In the doc it says:
If an experiment spans multiple kernel launches, it is recommended
that threads between kernel launches be given the same seed, and sequence
numbers be assigned in a monotonically increasing way
This is how I’m doing it in a simulation kernel:
template <typename RNG>
__global__ void initCurand(RNG* state, int seq_offset) {
int idx = blockIdx.x * blockDim.x + threadIdx.x;
if(idx >= NS)
return ;
curand_init(1984, idx + seq_offset, 0, &state[idx]);
}
In the main simulation step function:
int NS = 1000; // number of parallel streams i.e. random generators I need
cudaMalloc(&d_state, NS * sizeof(RNG));
......
for (int iter = 0; ; ++iter) {
// Initialize curand states
initCurand<<<blocksPerGrid, threadsPerBlock>>>(d_state, NS * iter);
When using xorwow, I believe I’m getting streams with correlation between them. It fails PractRand test only after 64MB of data.
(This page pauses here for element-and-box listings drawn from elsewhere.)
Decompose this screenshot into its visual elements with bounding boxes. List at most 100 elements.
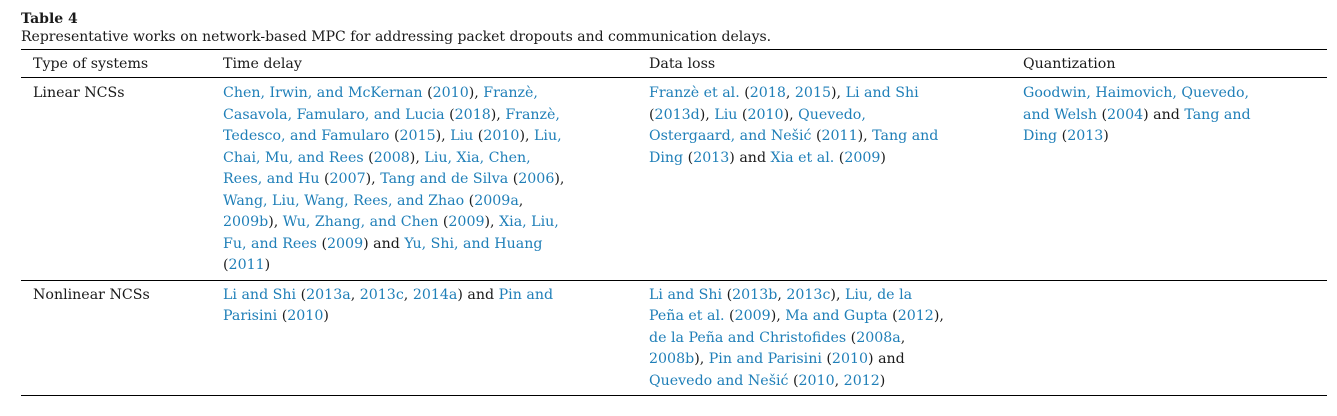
- citation-link[interactable]: 2009a: [474, 192, 519, 209]
- citation-link[interactable]: Ma and Gupta: [785, 308, 888, 324]
- citation-link[interactable]: Li and Shi: [223, 286, 297, 303]
- citation-link[interactable]: 2009: [734, 308, 771, 324]
- citation-text: ),: [933, 308, 944, 324]
- citation-text: (: [438, 214, 449, 230]
- citation-link[interactable]: de la Peña and Christofides: [649, 329, 847, 346]
- citation-link[interactable]: Xia et al.: [770, 149, 835, 166]
- citation-link[interactable]: Li and Shi: [845, 85, 919, 101]
- citation-link[interactable]: 2010: [483, 128, 520, 144]
- citation-link[interactable]: 2012: [897, 308, 934, 324]
- citation-text: ,: [350, 286, 360, 303]
- citation-text: ) and: [1143, 106, 1185, 123]
- row-system-type: Linear NCSs: [21, 77, 211, 281]
- citation-link[interactable]: 2010: [798, 372, 835, 389]
- citation-link[interactable]: Liu, Xia, Chen, Rees, and Hu: [223, 149, 531, 188]
- citation-link[interactable]: 2010: [287, 308, 324, 324]
- table-caption: Representative works on network-based MP…: [21, 29, 772, 45]
- citation-link[interactable]: 2010: [831, 351, 869, 367]
- citation-text: (: [444, 106, 455, 123]
- citation-link[interactable]: 2013: [693, 149, 730, 166]
- citation-text: ): [264, 257, 271, 273]
- citation-link[interactable]: 2013: [1067, 128, 1104, 144]
- citation-text: ),: [468, 85, 484, 101]
- data-loss-cell: Franzè et al. (2018, 2015), Li and Shi (…: [637, 77, 1011, 281]
- citation-link[interactable]: Chen, Irwin, and McKernan: [223, 85, 423, 101]
- citation-link[interactable]: 2014a: [412, 286, 458, 303]
- table-row: Nonlinear NCSs Li and Shi (2013a, 2013c,…: [21, 280, 1327, 396]
- citation-text: (: [389, 128, 400, 144]
- citation-link[interactable]: Goodwin, Haimovich, Quevedo, and Welsh: [1023, 85, 1250, 123]
- citation-text: ): [879, 372, 886, 389]
- citation-link[interactable]: Franzè, Casavola, Famularo, and Lucia: [223, 85, 538, 123]
- citation-link[interactable]: 2009: [844, 149, 881, 166]
- citation-link[interactable]: 2018: [749, 85, 786, 101]
- citation-link[interactable]: Liu: [714, 106, 738, 123]
- citation-link[interactable]: 2011: [228, 257, 265, 273]
- citation-link[interactable]: Li and Shi: [649, 286, 723, 303]
- citation-text: (: [464, 192, 475, 209]
- quantization-cell: [1011, 280, 1327, 396]
- header-data-loss: Data loss: [637, 49, 1011, 78]
- citation-link[interactable]: 2009: [327, 235, 364, 252]
- citation-text: (: [683, 149, 694, 166]
- citation-link[interactable]: Liu: [450, 128, 474, 144]
- citation-link[interactable]: 2013b: [732, 286, 778, 303]
- citation-link[interactable]: 2013d: [654, 106, 700, 123]
- citation-link[interactable]: Xia, Liu, Fu, and Rees: [223, 214, 559, 252]
- citation-text: ,: [403, 286, 413, 303]
- citation-link[interactable]: 2015: [794, 85, 832, 101]
- citation-text: (: [811, 128, 822, 144]
- quantization-cell: Goodwin, Haimovich, Quevedo, and Welsh (…: [1011, 77, 1327, 281]
- citation-text: ),: [409, 149, 425, 166]
- citation-text: (: [296, 286, 307, 303]
- citation-link[interactable]: Tang and Ding: [1023, 106, 1251, 145]
- citation-text: (: [422, 85, 433, 101]
- citation-link[interactable]: 2008a: [856, 329, 901, 346]
- citation-link[interactable]: 2009b: [223, 214, 269, 230]
- citation-link[interactable]: Liu, Chai, Mu, and Rees: [223, 128, 562, 166]
- citation-link[interactable]: 2008b: [649, 351, 695, 367]
- header-time-delay: Time delay: [211, 49, 637, 78]
- citation-text: (: [277, 308, 288, 324]
- citation-text: (: [739, 85, 750, 101]
- citation-link[interactable]: 2006: [518, 171, 555, 187]
- citation-link[interactable]: 2015: [399, 128, 436, 144]
- citation-text: ),: [268, 214, 283, 230]
- citation-text: ),: [435, 128, 451, 144]
- citation-link[interactable]: Franzè et al.: [649, 85, 740, 101]
- citation-text: ) and: [729, 149, 771, 166]
- citation-link[interactable]: 2004: [1107, 106, 1144, 123]
- table-row: Linear NCSs Chen, Irwin, and McKernan (2…: [21, 77, 1327, 281]
- citation-link[interactable]: Pin and Parisini: [708, 351, 822, 367]
- citation-link[interactable]: 2009: [448, 214, 485, 230]
- citation-link[interactable]: Tang and Ding: [649, 128, 939, 166]
- citation-link[interactable]: 2008: [373, 149, 410, 166]
- citation-link[interactable]: 2011: [821, 128, 858, 144]
- citation-link[interactable]: Wang, Liu, Wang, Rees, and Zhao: [223, 192, 465, 209]
- citation-link[interactable]: Yu, Shi, and Huang: [404, 235, 543, 252]
- citation-link[interactable]: 2013c: [359, 286, 404, 303]
- citation-link[interactable]: 2013a: [306, 286, 351, 303]
- references-table: Type of systems Time delay Data loss Qua…: [21, 49, 1327, 396]
- citation-link[interactable]: Franzè, Tedesco, and Famularo: [223, 106, 560, 145]
- citation-link[interactable]: 2018: [454, 106, 491, 123]
- citation-text: (: [724, 308, 735, 324]
- header-quantization: Quantization: [1011, 49, 1327, 78]
- citation-link[interactable]: 2007: [329, 171, 366, 187]
- citation-text: ),: [554, 171, 565, 187]
- citation-text: ),: [857, 128, 873, 144]
- citation-link[interactable]: Wu, Zhang, and Chen: [282, 214, 439, 230]
- citation-link[interactable]: 2012: [843, 372, 880, 389]
- citation-link[interactable]: Quevedo, Ostergaard, and Nešić: [649, 106, 866, 145]
- citation-link[interactable]: 2010: [747, 106, 784, 123]
- citation-text: (: [316, 235, 327, 252]
- citation-text: ,: [900, 329, 906, 346]
- citation-text: (: [508, 171, 519, 187]
- citation-link[interactable]: 2010: [432, 85, 469, 101]
- citation-link[interactable]: Liu, de la Peña et al.: [649, 286, 913, 325]
- citation-text: ),: [365, 171, 381, 187]
- citation-link[interactable]: Tang and de Silva: [380, 171, 509, 187]
- citation-link[interactable]: 2013c: [786, 286, 831, 303]
- citation-link[interactable]: Quevedo and Nešić: [649, 372, 789, 389]
- citation-link[interactable]: Pin and Parisini: [223, 286, 554, 325]
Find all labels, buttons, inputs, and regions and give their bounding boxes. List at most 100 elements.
Philox and MRG32 generators seem okay.
Here’s a link to full running code: Sep 12 7:42 PM - Codeshare
I tested with nvcc 12.2, gcc 11.4.
Edit: the tests it fails are follows:
length= 64 megabytes (2^26 bytes), time= 8.3 seconds
Test Name Raw Processed Evaluation
[Low8/32]BRank(12):768(1) R= +2628 p~= 2.9e-792 FAIL !!!!!!!
[Low1/32]BRank(12):384(1) R= +4695 p~= 2e-1414 FAIL !!!!!!!!
...and 140 test result(s) without anomalies